Конечно, армию бандиты боятся, как огня — не тягаться их солдатам с настоящими. Пускай даже многие из бойцов Омерты и этого Рохо тоже прошли горнило фронта, даже несмотря на это им далеко до регулярных войск. И все это отлично понимают, а потому боятся нос высунуть из своих нор, пока на улицах города ходят патрули.

Нашу беседу прервала хозяйка дома. Она вышла на крыльцо и несколькими весьма колкими фразами объяснила, что если мы оба сейчас же не отправимся обедать, то есть нам придётся остывшую еду. Греть её специально для лентяев, просиживающих штаны, она не собирается.

Спустя почти две недели, когда солнце начало припекать совсем по-летнему, я покинул ферму пожилой четы. До Отравиля пешком можно добраться меньше чем за час. Старик проделывал этот путь на своём грузовичке, однако снова в город он собирался в конце недели, когда на выходных будет самый лучший торг. Ждать ещё несколько дней я не хотел.

— И что ты там будешь делать, парень? — спросил меня на прощание старик.

Мы снова сидели на крыльце, как в первый день, когда я кое-как сумел выбраться из постели почти без посторонней помощи. Старик курил трубку, то и дело бросая в сторону виднеющихся на горизонте крыш Отравиля какие-то вороватые взгляды.

— Тоже хочешь, как мой малец, поискать там лёгкой жизни?

Я не стал рассказывать пожилой чете, кто я такой, хотя удостоверение детектива «Континенталя» бандиты Рохо отчего-то забить не стали.
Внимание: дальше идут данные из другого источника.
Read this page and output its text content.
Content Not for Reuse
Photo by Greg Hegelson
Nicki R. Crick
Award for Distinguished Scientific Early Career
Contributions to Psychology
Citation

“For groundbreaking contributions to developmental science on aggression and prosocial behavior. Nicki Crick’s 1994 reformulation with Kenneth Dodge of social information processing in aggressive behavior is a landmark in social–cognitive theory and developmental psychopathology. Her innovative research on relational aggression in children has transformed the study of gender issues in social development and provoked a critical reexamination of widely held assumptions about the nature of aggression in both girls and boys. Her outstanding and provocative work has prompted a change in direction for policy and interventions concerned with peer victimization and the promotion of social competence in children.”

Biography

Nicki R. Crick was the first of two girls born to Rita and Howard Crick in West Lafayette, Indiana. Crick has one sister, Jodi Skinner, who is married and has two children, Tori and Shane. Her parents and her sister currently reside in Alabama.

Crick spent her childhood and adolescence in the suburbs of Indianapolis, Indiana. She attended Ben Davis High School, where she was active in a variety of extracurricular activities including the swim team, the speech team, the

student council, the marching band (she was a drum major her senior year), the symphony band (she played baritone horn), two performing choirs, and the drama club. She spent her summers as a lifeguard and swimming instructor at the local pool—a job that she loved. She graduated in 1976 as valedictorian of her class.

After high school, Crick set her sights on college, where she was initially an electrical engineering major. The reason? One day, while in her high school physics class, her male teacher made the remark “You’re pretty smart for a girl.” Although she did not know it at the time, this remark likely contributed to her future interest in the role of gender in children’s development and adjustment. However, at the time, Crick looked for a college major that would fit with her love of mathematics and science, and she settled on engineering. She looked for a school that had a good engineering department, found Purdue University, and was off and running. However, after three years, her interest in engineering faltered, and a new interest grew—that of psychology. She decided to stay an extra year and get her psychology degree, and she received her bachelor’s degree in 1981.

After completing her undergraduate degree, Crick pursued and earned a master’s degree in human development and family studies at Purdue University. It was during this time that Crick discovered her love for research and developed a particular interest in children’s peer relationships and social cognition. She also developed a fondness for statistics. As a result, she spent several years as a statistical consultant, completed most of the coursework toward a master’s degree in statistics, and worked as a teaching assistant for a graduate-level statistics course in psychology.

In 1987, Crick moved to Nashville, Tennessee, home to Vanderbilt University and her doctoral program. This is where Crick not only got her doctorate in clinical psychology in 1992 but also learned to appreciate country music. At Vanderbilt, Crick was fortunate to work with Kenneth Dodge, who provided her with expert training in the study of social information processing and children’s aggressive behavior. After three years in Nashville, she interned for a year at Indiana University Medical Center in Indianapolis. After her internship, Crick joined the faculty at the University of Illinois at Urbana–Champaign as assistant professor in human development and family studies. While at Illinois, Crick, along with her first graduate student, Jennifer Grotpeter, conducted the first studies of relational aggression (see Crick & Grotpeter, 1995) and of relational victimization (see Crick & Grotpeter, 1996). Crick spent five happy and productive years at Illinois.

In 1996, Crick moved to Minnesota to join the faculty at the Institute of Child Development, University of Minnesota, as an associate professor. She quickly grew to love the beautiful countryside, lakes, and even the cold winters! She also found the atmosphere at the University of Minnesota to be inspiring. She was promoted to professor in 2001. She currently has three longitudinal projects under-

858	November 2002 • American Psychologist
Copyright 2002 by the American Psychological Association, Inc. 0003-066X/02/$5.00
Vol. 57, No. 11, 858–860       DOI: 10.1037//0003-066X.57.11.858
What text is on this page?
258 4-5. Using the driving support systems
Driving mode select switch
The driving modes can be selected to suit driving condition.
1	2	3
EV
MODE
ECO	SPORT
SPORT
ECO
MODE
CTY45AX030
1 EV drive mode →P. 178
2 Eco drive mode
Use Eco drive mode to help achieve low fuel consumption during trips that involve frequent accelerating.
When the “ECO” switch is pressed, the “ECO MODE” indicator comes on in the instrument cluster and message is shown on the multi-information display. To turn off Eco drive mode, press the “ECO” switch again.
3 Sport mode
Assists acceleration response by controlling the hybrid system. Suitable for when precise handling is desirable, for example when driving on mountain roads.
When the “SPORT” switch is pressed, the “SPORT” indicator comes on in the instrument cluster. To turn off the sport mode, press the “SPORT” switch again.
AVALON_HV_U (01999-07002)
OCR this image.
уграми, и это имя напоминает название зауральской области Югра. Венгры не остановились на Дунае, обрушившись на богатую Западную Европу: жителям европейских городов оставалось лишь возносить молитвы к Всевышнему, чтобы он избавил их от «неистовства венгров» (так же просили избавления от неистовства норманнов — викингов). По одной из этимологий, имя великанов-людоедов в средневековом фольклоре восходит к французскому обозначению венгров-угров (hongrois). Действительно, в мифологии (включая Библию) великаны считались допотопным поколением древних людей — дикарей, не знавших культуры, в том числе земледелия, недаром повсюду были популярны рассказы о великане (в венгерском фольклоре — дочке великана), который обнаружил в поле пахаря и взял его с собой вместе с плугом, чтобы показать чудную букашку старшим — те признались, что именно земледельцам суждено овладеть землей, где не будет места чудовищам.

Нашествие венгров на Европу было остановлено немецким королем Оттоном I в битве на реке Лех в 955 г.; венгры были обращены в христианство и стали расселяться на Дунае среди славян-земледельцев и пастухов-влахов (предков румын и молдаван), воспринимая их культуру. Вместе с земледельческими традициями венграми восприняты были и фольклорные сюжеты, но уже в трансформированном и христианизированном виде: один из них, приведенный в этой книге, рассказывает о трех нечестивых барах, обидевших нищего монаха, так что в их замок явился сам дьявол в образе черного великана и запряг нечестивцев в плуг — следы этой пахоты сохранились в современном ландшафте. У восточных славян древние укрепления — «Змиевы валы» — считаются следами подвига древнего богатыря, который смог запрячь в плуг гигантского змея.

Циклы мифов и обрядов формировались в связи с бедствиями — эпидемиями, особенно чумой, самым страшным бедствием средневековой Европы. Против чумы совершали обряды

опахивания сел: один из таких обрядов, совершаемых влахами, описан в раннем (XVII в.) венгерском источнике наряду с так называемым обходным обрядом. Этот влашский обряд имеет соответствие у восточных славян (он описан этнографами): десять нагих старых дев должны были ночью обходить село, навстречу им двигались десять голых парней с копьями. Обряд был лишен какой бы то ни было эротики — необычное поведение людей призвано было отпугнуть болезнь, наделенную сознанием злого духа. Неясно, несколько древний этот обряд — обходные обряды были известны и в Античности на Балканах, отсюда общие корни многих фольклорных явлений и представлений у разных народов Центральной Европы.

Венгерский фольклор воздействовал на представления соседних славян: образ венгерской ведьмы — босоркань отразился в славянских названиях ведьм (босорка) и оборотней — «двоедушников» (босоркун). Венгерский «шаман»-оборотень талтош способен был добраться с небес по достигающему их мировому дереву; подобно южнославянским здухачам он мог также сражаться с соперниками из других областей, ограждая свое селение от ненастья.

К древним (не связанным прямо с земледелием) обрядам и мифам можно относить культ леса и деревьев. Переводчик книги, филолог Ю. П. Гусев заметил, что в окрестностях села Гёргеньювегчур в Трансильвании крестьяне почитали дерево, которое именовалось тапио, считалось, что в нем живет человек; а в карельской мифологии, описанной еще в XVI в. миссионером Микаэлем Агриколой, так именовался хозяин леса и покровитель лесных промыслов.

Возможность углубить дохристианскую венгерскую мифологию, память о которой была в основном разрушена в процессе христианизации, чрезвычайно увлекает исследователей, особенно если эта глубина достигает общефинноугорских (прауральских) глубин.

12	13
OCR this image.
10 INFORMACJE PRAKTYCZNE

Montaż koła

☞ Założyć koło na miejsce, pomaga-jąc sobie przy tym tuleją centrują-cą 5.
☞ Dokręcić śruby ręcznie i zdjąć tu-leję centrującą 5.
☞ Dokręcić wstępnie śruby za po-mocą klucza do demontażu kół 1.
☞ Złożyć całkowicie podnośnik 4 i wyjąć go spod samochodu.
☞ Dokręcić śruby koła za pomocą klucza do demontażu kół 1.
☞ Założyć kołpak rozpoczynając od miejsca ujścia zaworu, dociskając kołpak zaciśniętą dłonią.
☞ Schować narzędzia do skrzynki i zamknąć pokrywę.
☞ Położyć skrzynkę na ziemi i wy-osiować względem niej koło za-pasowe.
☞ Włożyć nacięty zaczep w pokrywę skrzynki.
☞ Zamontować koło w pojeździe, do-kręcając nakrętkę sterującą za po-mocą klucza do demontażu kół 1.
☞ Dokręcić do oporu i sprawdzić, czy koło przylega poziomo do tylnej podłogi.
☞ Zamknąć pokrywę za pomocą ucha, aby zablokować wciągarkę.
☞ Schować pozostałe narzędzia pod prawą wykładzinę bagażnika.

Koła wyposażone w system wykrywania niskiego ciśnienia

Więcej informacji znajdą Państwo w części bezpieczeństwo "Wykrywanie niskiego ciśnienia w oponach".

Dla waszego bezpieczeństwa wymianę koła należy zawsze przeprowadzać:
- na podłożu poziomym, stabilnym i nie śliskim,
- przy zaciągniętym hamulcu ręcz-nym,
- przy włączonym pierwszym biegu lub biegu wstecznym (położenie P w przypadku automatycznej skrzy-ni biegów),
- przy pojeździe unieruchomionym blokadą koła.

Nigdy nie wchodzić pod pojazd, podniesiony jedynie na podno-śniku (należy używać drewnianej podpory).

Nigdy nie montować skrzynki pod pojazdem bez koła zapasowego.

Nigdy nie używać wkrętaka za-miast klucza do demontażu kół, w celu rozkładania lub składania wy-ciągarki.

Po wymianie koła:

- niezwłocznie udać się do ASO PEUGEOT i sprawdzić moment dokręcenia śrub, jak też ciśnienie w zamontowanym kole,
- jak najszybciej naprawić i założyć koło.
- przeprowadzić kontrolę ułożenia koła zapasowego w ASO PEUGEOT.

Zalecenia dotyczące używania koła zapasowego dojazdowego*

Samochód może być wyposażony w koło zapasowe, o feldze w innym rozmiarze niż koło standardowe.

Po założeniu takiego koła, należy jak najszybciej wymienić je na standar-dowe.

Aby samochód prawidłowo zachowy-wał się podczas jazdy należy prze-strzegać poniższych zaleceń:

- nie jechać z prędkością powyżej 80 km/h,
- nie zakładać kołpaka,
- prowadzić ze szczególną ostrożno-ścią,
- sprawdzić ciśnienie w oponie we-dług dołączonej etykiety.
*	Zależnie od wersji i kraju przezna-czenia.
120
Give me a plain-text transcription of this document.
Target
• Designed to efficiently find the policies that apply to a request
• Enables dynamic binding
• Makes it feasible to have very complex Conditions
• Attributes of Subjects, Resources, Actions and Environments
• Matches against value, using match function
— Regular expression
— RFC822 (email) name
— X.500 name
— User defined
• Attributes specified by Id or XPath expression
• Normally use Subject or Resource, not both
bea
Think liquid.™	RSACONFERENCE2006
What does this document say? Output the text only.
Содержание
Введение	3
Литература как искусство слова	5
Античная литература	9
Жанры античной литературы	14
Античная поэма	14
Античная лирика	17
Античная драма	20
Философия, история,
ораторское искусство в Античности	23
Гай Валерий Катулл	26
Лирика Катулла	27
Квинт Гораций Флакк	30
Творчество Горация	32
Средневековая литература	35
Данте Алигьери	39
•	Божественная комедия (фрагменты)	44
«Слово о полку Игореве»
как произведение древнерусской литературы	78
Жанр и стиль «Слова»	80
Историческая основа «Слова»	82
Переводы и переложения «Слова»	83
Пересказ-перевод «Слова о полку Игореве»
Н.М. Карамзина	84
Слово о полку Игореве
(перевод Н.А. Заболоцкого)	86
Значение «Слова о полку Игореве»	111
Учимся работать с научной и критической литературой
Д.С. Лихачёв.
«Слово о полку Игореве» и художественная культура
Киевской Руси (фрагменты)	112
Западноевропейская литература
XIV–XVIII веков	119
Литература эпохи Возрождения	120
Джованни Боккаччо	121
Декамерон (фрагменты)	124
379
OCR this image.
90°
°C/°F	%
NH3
Для стариков я был кем-то вроде их погибшего в городе сына — очередным искателем счастья на кривой дорожке.

— Там, — указал я на Отравиль, — у меня остались кое-какие дела. Закончу их — и отправлюсь домой первым же поездом.

— Месть? — спросил у меня старик.

— И она тоже, — кивнул я.

— Без оружия там делать нечего. — Старик поднялся на ноги, протягивая мне кобуру с револьвером. — Вельдфёр третья модель, — с гордостью произнёс он. — Я был в технической службе, почти не стрелял из него. Разве что по банкам да пару раз во время инспекций, когда наши части проверяли на боеготовность. Но чистить и смазывать не забывал ни тогда, ни после войны. Не подведёт, парень, будь уверен.

Пожилая чета вообще была добра ко мне. Жена хозяина фермы перешила для меня один из костюмов их покойного сына. А теперь вот и оружие мне предлагают. Это куда больше, чем я мог рассчитывать. Тем более что отплатить мне им нечем.

— Твоя броня пусть пока у меня побудет, — добавил старик. — Поколдую над ней в мастерской, а как приведу в порядок, дам знать. Я в городе раз в неделю бываю, так что ищи меня на базаре по воскресениям.

Вместе с кобурой старик передал мне коробку патронов, я сунул её в карман пиджака и, попрощавшись с ним и его супругой, вышедшей проводить меня, направился к Отравилю.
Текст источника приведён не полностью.